Yo Yo people! Como estão, vou ser breve por que acho que já estou bem atrasada (como sempre kkkk)
Estava aqui dando uma olhada em umas histórias antigas, e essa em particular me deu muita de reescrever e terminar, então cá esta, não sei se terei a competência pra isso, mas juro tentar kkkkkk
Boa leitura pra quem se interessou <3

Capítulo 2 - Capítulo 1 - Coelho raivoso e o que está contecendo comigo?


Eu caminhava pela rua gélida e congelada sem prestar muita atenção no que acontecia a minha volta. Apenas escutava o som de uma das minhas músicas preferidas que ecoava alto por meus fones de ouvido. Estava frio, nevava pouco, mas mesmo assim o ar estava frio e úmido me causando arrepios vez ou outra.

Após caminhar mais um pouco, no máximo duas quadras cheguei em frente do meu pequeno inferno particular. Colégio Particular Sant Moroe. Garotas com as caras rebocadas de maquiagem logo de manhã; Garotos musculosos, esnobes e filhinhos de papai, a maioria eram atletas que gostavam de chacotear os mais fracos; Riquinhos de merda convencidos de que eles eram o sol e todos ao redor eram os planetinhas os orbitando. E essa era em base 80% da população de idiotas que tinham aqui. E os outros 20%? “nerds, CDFs, geeks, antissociais, e aqueles que não tinham uma definição”, por exemplo, eu. Todos considerados irrelevantes ou pior, brinquedos.

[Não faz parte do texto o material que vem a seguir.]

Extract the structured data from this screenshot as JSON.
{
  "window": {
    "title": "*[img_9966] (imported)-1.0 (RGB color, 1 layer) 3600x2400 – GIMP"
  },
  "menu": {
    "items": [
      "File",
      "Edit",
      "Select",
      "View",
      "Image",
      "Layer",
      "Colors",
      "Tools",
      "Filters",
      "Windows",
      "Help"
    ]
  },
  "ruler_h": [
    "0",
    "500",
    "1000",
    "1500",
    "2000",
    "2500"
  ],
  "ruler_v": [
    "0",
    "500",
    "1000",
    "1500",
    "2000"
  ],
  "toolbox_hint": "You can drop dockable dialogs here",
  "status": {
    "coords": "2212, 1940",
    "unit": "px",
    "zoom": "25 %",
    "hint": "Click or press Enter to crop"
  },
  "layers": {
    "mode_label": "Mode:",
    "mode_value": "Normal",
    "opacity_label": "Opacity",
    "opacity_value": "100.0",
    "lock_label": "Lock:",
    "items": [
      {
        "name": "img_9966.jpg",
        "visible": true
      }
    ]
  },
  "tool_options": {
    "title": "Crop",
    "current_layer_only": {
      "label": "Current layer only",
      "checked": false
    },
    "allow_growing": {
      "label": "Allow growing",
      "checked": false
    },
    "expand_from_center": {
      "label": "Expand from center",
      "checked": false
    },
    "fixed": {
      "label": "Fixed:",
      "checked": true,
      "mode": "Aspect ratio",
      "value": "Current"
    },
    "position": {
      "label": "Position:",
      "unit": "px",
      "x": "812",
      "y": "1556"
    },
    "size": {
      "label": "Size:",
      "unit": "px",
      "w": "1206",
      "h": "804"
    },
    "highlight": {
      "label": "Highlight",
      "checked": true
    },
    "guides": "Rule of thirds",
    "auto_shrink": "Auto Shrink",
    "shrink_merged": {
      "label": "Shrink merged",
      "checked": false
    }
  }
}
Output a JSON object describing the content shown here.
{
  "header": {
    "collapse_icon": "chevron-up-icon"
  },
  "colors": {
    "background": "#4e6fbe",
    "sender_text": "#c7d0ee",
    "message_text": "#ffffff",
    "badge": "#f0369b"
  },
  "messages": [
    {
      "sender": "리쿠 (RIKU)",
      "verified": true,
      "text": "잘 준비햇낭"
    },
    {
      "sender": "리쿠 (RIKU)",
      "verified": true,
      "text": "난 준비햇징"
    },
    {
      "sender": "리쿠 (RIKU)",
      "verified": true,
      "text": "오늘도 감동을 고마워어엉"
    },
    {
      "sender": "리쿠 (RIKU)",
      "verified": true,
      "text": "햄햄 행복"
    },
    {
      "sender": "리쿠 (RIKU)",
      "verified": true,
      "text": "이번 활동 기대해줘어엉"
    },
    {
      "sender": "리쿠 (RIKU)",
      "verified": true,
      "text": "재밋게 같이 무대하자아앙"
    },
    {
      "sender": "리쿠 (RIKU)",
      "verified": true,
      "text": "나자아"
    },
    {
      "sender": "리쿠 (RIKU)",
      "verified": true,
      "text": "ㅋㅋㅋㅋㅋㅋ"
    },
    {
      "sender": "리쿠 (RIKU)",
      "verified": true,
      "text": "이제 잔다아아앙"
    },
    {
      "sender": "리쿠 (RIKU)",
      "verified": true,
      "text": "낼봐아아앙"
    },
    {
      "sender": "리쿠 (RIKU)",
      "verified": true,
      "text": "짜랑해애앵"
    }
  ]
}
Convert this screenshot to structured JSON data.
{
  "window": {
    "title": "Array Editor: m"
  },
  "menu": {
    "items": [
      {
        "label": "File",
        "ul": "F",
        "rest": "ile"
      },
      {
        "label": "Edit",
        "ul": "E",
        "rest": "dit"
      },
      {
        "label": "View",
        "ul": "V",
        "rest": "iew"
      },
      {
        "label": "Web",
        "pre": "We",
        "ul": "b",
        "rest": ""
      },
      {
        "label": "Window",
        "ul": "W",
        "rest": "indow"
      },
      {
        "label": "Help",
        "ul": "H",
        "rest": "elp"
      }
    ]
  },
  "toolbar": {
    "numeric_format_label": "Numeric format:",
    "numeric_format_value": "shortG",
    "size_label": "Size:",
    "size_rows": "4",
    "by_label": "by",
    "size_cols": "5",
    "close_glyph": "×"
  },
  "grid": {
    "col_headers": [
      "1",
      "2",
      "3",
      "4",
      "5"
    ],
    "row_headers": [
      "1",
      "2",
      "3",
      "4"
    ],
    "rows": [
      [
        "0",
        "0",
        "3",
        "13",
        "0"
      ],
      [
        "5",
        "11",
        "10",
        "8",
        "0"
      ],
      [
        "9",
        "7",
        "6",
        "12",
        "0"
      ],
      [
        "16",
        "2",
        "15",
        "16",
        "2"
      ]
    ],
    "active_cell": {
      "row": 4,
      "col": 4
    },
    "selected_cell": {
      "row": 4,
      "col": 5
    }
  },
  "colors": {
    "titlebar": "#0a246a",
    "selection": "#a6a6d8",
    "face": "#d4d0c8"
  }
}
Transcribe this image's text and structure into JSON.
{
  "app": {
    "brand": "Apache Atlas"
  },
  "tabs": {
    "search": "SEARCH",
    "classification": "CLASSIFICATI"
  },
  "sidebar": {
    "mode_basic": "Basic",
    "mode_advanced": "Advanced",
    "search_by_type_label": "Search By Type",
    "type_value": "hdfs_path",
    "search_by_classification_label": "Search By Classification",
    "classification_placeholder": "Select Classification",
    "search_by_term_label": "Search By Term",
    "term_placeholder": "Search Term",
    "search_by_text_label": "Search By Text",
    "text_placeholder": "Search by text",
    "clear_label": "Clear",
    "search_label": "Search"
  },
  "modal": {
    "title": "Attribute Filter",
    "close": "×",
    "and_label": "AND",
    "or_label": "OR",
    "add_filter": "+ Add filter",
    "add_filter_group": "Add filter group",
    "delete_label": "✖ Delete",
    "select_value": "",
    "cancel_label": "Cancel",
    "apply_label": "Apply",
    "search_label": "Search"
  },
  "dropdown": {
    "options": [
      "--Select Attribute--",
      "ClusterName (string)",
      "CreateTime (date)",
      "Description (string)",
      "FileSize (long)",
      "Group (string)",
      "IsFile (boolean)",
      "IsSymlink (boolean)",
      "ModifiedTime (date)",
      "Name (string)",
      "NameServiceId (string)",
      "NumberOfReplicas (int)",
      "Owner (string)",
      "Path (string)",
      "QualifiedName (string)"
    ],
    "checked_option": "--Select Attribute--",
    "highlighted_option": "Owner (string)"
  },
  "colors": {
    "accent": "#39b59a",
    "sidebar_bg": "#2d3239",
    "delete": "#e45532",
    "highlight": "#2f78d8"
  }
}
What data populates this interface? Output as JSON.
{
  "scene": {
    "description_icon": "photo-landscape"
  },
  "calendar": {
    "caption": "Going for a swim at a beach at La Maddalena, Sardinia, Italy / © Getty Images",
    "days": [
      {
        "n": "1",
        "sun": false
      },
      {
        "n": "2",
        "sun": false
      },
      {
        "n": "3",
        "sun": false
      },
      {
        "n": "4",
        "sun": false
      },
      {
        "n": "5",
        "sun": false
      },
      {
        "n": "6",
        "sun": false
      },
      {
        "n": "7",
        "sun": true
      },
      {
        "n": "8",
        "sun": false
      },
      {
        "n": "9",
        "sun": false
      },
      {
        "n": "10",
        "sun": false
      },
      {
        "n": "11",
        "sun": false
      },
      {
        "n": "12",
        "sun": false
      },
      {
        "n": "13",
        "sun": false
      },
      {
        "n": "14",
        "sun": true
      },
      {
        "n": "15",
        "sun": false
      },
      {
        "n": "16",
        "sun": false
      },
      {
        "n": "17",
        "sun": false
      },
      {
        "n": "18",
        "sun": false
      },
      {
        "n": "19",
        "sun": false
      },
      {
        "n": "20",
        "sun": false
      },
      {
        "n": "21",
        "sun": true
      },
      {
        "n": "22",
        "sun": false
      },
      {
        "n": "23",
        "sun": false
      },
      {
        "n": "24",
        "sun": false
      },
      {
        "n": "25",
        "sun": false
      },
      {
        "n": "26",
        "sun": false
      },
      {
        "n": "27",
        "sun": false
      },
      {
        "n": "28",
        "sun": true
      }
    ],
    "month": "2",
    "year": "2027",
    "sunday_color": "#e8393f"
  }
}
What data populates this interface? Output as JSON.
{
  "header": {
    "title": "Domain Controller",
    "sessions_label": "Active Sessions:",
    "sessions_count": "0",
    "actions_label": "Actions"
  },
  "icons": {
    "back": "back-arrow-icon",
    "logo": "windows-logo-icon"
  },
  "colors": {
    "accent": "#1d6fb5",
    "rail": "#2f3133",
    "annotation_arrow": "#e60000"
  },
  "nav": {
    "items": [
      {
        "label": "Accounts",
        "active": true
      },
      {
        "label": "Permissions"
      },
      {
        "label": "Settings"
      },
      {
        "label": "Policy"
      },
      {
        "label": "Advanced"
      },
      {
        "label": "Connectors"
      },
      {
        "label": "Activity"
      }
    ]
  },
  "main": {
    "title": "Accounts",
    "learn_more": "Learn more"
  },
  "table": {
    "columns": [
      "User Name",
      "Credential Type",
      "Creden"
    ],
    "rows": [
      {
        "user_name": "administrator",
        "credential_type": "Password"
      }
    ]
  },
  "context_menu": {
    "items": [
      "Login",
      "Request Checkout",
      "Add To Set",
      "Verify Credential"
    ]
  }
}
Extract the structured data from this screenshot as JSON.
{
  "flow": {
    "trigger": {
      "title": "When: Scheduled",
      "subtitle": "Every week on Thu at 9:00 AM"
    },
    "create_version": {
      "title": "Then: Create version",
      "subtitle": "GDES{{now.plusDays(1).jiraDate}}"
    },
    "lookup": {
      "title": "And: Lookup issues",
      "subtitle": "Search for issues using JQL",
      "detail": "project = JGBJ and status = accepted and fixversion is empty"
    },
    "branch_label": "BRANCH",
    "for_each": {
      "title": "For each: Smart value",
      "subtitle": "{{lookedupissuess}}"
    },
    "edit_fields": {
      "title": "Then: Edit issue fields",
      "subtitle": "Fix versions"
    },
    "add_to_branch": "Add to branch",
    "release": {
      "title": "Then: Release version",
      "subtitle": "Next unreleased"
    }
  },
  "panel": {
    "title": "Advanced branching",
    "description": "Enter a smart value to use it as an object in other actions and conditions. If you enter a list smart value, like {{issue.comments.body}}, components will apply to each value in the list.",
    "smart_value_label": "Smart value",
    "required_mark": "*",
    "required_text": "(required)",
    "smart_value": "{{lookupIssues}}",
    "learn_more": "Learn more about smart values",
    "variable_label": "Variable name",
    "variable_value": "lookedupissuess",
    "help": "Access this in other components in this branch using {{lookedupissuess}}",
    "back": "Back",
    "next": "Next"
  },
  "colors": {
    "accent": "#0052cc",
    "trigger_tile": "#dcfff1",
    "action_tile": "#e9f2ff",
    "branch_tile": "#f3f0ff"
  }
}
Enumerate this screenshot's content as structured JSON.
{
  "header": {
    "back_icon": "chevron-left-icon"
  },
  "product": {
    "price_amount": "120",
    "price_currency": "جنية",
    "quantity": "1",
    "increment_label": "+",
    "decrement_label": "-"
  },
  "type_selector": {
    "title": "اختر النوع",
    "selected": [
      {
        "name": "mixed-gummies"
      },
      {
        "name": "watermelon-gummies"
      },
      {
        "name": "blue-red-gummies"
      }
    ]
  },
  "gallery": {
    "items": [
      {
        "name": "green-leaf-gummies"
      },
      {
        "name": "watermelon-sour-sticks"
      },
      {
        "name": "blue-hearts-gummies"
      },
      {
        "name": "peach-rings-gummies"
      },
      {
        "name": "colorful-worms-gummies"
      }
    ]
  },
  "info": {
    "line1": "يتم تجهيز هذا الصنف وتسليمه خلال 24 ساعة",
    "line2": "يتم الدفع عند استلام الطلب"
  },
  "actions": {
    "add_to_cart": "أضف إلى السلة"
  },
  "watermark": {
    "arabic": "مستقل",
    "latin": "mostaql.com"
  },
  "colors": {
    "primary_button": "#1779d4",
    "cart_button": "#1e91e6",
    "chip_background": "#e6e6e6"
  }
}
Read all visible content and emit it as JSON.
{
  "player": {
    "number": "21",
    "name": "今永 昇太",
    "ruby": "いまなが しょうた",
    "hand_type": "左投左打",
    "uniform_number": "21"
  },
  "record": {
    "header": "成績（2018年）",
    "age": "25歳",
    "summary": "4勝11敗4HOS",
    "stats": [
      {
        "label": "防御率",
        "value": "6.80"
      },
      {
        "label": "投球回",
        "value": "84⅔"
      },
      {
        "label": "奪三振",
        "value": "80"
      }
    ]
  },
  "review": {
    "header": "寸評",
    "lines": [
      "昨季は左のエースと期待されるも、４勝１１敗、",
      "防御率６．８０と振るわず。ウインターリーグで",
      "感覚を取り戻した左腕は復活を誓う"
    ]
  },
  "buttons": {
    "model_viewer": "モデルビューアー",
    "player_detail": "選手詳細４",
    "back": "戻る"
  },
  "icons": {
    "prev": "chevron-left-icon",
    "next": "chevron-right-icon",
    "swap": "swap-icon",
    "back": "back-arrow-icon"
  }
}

Odiava essa escola, odiava esse bairro esnobe, odiava o simples fato de que minha mãe escolhera um riquinho de merda, metido e controlador para substituir meu pai. Apressei o passo para chegar o mais rápido possível à sala de biologia que para minha sorte seria a primeira matéria do ano letivo.

Ao entrar na sala de aula havia apenas seis pessoas em uma turma que completa deveria ter mais ou menos trinta alunos.

Havia uma garota com os cabelos tingidos de vermelho que se não me engano se chamava Jenny. Ela estava sentada em uma das primeiras carteiras, sua mochila estava em cima da mesa e pude ver que ela estava fazendo um novo desenho ao qual pude ver era um casal de costas sentado no topo de um morro, o céu estava coberto de estrelas e ao lado esquerdo havia uma linda árvore do que me parecia ser uma cerejeira. Ela sempre desenhou muito bem desde que a conheci. Jenny ergueu os olhos para mim e esbocei um pequeno sorriso que foi logo correspondido, os piercings nas bochechas se comprimiram com esse gesto fazendo com que ela acabasse com lindas covinhas.

Mais ao fundo ao lado esquerdo dois garotos um loiro de olhos verdes e levemente bronzeado e um garoto com alguns traços asiáticos, pele pálida, olhos castanhos, cabelos verde água e um piercing transversal no lábio inferior riram um pouco alto. Eles estavam na última carteira daquela fileira. O loiro se sentava no colo do asiático enquanto conversavam baixinho e riam, admito achar eles perfeitos um para o outro.

Três garotas os encaravam com caretas, o que meu deu vontade de revirar os olhos, e realmente o fiz. Elas estavam encostadas na primeira carteira da fila que ficava ao lado das janelas, passei ao lado delas no meu trajeto até minha carteira, então pude escutar um pouco de sua conversa.

“Nossa que desperdício, eles são tão bonitinhos” – Disse uma ruiva, com olhos verdes e um quilo e meio de maquiagem na cara.

“Pois é, né! Eles são tão bonitos. Uma pena não saberem o que é bom de verdade.” – Sussurrou uma das loiras, essa estava com o cabelo preso em uma trança lateral.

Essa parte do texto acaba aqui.